As the National Council of Veteran Associations (representing 58 member-organizations) gathered for its annual meeting last week, association secretary general Brian Forbes says its focus was on the declared intention of the government that many federal budgets are to be potentially reduced and that substantial financial cuts will have to be exercised by individual departments, including Veterans Affairs Canada.
He says the NCVA has recently written the prime minister expressing its serious concerns in regard to this announcement, in that it would be highly unacceptable that any deficit reduction plan would conceivably include cuts to veterans’ benefits or administrative components of VAC programs.
“We also trust that these cuts will not be made on the backs of the Canadian veterans’ community, particularly given the fact that a number of Allied countries, in attempting to cope with current economic deficits, have exempted veterans’ benefits and services from their proposed austerity programs,” Forbes said in a Nov. 7 press release..
“NCVA has consistently pointed out that, although Canada’s traditional veterans are aging, VAC continues to have significant responsibility to the more than 150,000 veterans who served Canada during the Second World War and Korea,” Forbes said. “… It is also quite self-evident that extensive financial and human resources are required of the department due to the influx of disabled veterans returning from Afghanistan and earlier Canadian military missions. Given the physical, mental and psychological concerns confronting these returning veterans, the job of VAC will become more essential and intensive in order to address these multifaceted problems.
It remains our view that VAC has an important and complex mandate and, indeed, is entering a significant phase.
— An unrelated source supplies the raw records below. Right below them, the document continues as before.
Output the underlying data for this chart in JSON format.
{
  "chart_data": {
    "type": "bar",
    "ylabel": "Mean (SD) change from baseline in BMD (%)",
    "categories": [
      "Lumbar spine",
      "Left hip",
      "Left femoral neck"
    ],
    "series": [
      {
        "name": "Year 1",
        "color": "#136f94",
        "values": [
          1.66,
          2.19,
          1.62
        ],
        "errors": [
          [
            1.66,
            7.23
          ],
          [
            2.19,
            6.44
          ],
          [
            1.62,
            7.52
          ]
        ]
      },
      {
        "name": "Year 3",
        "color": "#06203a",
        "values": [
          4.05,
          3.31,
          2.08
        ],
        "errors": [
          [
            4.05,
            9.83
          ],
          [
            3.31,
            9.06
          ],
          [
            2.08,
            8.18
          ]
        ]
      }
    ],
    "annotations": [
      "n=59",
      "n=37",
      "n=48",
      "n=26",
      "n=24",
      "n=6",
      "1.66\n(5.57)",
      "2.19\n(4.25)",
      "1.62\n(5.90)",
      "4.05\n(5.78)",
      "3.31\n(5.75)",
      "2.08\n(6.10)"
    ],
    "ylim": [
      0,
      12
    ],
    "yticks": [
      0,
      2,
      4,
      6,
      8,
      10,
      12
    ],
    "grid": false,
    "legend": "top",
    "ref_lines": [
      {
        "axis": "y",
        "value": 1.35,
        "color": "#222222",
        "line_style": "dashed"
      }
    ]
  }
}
VAC currently administers two major pieces of legislation — the original Pension Act for the traditional veteran and the New Veterans Charter for the Modern Day Veteran. At the same time, health care benefits, veterans independence programs (VIP) and all of the related policies are administered by the department for all veterans and their families.
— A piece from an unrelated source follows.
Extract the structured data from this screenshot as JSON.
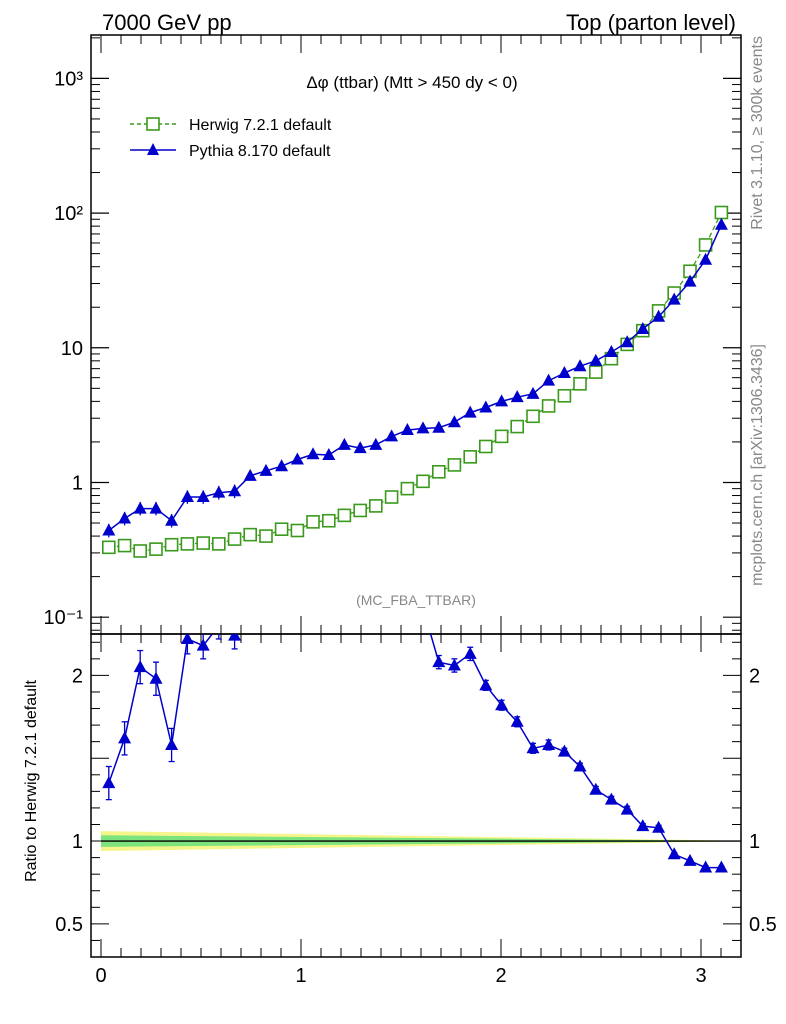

It is also a stark reality that should VAC’s budgetary capacity be impacted, the department will be unable to fund crucial legislative improvements in order to fulfil its ongoing commitments to the overall veterans’ community.
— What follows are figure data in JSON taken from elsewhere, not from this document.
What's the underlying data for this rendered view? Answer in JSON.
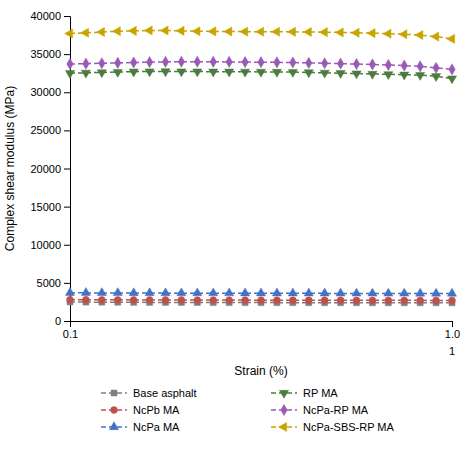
{
  "chart_data": {
    "type": "line",
    "xlabel": "Strain (%)",
    "ylabel": "Complex shear modulus (MPa)",
    "log": "x",
    "grid": false,
    "legend": "bottom",
    "xlim": [
      0.1,
      1.0
    ],
    "ylim": [
      0,
      40000
    ],
    "xticks": [
      0.1,
      {
        "value": 1.0,
        "label": "1.0"
      }
    ],
    "yticks": [
      0,
      5000,
      10000,
      15000,
      20000,
      25000,
      30000,
      35000,
      40000
    ],
    "annotations": [
      {
        "text": "1",
        "x": 1.0
      }
    ],
    "x": [
      0.1,
      0.1100694,
      0.1211528,
      0.1333521,
      0.1467799,
      0.1615598,
      0.1778279,
      0.1957341,
      0.2154435,
      0.2371374,
      0.2610157,
      0.2872984,
      0.3162278,
      0.34807,
      0.3831187,
      0.4216965,
      0.4641589,
      0.5108969,
      0.5623413,
      0.6189657,
      0.6812921,
      0.7498942,
      0.8254042,
      0.9085175,
      1.0
    ],
    "series": [
      {
        "name": "Base asphalt",
        "color": "#7f7f7f",
        "marker": "square",
        "line_style": "dashed",
        "values": [
          2500,
          2480,
          2470,
          2460,
          2450,
          2440,
          2435,
          2430,
          2425,
          2420,
          2418,
          2415,
          2412,
          2410,
          2408,
          2406,
          2404,
          2402,
          2400,
          2398,
          2396,
          2394,
          2392,
          2390,
          2388
        ]
      },
      {
        "name": "NcPb MA",
        "color": "#c0504d",
        "marker": "circle",
        "line_style": "dashed",
        "values": [
          2800,
          2790,
          2782,
          2775,
          2768,
          2762,
          2757,
          2753,
          2749,
          2745,
          2742,
          2739,
          2736,
          2733,
          2730,
          2727,
          2724,
          2721,
          2718,
          2715,
          2712,
          2709,
          2706,
          2703,
          2700
        ]
      },
      {
        "name": "NcPa MA",
        "color": "#4472c4",
        "marker": "triangle-up",
        "line_style": "dashed",
        "values": [
          3700,
          3690,
          3682,
          3675,
          3668,
          3662,
          3657,
          3652,
          3648,
          3644,
          3641,
          3638,
          3635,
          3632,
          3629,
          3626,
          3623,
          3620,
          3617,
          3614,
          3611,
          3608,
          3605,
          3602,
          3600
        ]
      },
      {
        "name": "RP MA",
        "color": "#4a7c3f",
        "marker": "triangle-down",
        "line_style": "dashed",
        "values": [
          32500,
          32550,
          32600,
          32650,
          32700,
          32720,
          32730,
          32720,
          32710,
          32700,
          32690,
          32680,
          32670,
          32660,
          32650,
          32600,
          32550,
          32500,
          32450,
          32400,
          32350,
          32300,
          32250,
          32100,
          31800
        ]
      },
      {
        "name": "NcPa-RP MA",
        "color": "#9b59b6",
        "marker": "diamond",
        "line_style": "dashed",
        "values": [
          33700,
          33750,
          33800,
          33850,
          33900,
          33950,
          33980,
          34000,
          34000,
          33990,
          33980,
          33960,
          33940,
          33920,
          33900,
          33850,
          33800,
          33750,
          33700,
          33650,
          33580,
          33500,
          33400,
          33200,
          33000
        ]
      },
      {
        "name": "NcPa-SBS-RP MA",
        "color": "#c8a400",
        "marker": "triangle-left",
        "line_style": "dashed",
        "values": [
          37700,
          37800,
          37900,
          38000,
          38050,
          38100,
          38100,
          38050,
          38000,
          37980,
          37960,
          37950,
          37940,
          37930,
          37920,
          37900,
          37880,
          37850,
          37800,
          37750,
          37680,
          37600,
          37500,
          37300,
          37000
        ]
      }
    ]
  }
}
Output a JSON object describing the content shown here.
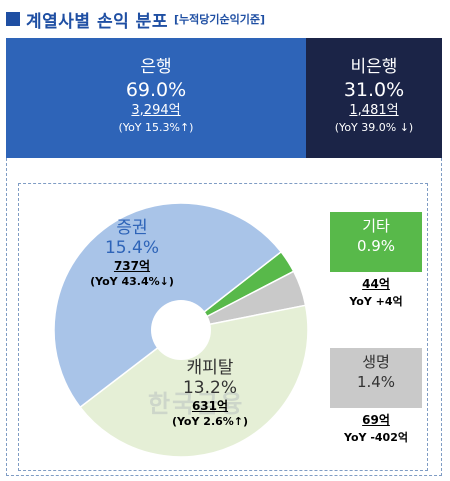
{
  "title": "계열사별 손익 분포",
  "subtitle": "[누적당기순익기준]",
  "boxes": {
    "bank": {
      "name": "은행",
      "pct": "69.0%",
      "amount": "3,294억",
      "yoy": "(YoY 15.3%↑)"
    },
    "nonbank": {
      "name": "비은행",
      "pct": "31.0%",
      "amount": "1,481억",
      "yoy": "(YoY 39.0% ↓)"
    }
  },
  "slices": {
    "securities": {
      "name": "증권",
      "pct": "15.4%",
      "amount": "737억",
      "yoy": "(YoY 43.4%↓)"
    },
    "capital": {
      "name": "캐피탈",
      "pct": "13.2%",
      "amount": "631억",
      "yoy": "(YoY 2.6%↑)"
    },
    "etc": {
      "name": "기타",
      "pct": "0.9%",
      "amount": "44억",
      "yoy": "YoY +4억"
    },
    "life": {
      "name": "생명",
      "pct": "1.4%",
      "amount": "69억",
      "yoy": "YoY -402억"
    }
  },
  "watermark": "한국금융",
  "colors": {
    "title": "#1f4fa3",
    "bank": "#2e64b8",
    "nonbank": "#1b2447",
    "securities": "#a9c4e8",
    "capital": "#e5efd6",
    "etc": "#58b94a",
    "life": "#c9c9c9"
  },
  "chart_data": {
    "type": "pie",
    "categories": [
      "증권",
      "캐피탈",
      "기타",
      "생명"
    ],
    "values": [
      15.4,
      13.2,
      0.9,
      1.4
    ],
    "amounts_billion_krw": [
      737,
      631,
      44,
      69
    ],
    "donut": true
  }
}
With reference to Traditional Veterans, there remain serious outstanding concerns as to the significant gaps in the VAC Long Term Care Program, inequities in the Last Post Fund/Veterans Burial Regulations and anomalies in the VIP programs for widows.
In relation to modern day veterans, the New Veterans Charter, considered a “living document” by veterans’ organizations, is currently an unfinished work in progress, Forbes said.
Among other things the NCVA advocates that the SISIP (Service Income Security Insurance Plan) long term disability program should be eliminated to remove the insurance culture constraints presently contained in the Charter.
The Earnings Loss Benefit should also be increased to 100 per cent of pre-release income and in relation to permanently incapacitated veterans, be paid for life (not terminated at 65, as is currently the case).